Posted by editor (editor) on Jul 22 2010
2010 >>

 

Asked on 19 May 2010

MR RYAN ASKED THE MINISTER FOR TOURISM AND FAIR TRADING (MR LAWLOR) —

QUESTION:

Will the Minister outline what it will mean for my constituents with the responsibility for the regulation of consumer credit transferring to the Commonwealth this year?

ANSWER:

The national credit laws will provide for a consistent regime that extinguishes the gaps and conflicts that may exist in the current regime where each state and territory separately regulates consumer credit. These reforms will not only benefit business and consumers, but promote higher lending industry standards and greater market integrity.

The transfer of credit is being implemented in two phases. Phase 1 commences on 1 July 2010.

Phase 1 transfers the existing state and territory legislation known as the
Uniform Consumer Credit Code to become incorporated into the Commonwealth’s National Consumer Credit Protection Act 2009. However, the scope of the present Uniform Consumer Credit Code will be extended to include the regulation of credit provided to purchase, renovate, improve or refinance a residential investment property.

Other key elements of phase 1 will include: a licensing regime for all providers of consumer credit and credit-related services, and industry-wide responsible lending conduct requirements on licensees; mandatory membership to an external dispute resolution body by all licensees; and specific conduct requirements for finance brokers.

The Australian Securities and Investments Commission (ASIC) will have powers to police the new regime. It will maintain existing levels of service to the public including enforcement of the legislation.

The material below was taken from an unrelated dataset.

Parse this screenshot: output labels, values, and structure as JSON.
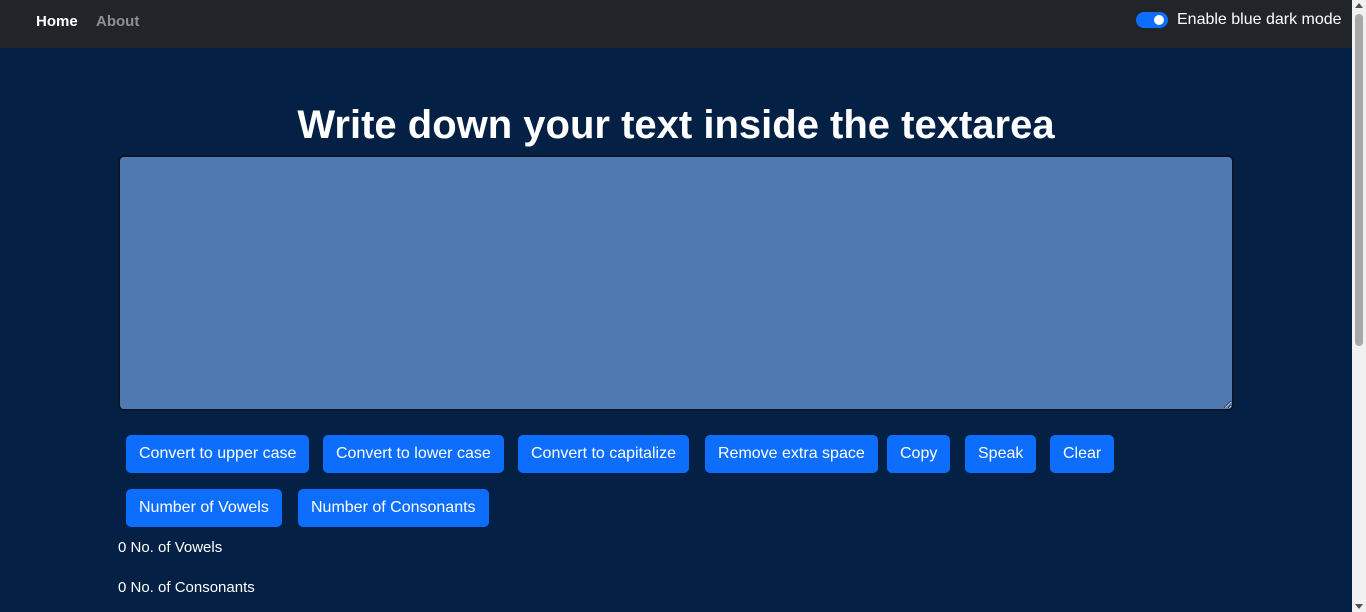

In phase 2 of the transition, the Commonwealth will consider additional credit matters such as extending the credit laws to small business and an examination of state approaches to interest rate caps. The Bligh Government will continue to strongly urge the Rudd Government to include an interest rate cap in the national law. While the Commonwealth considers its position, the Bligh Government will continue to enforce its interest rate cap, which is set at 48%.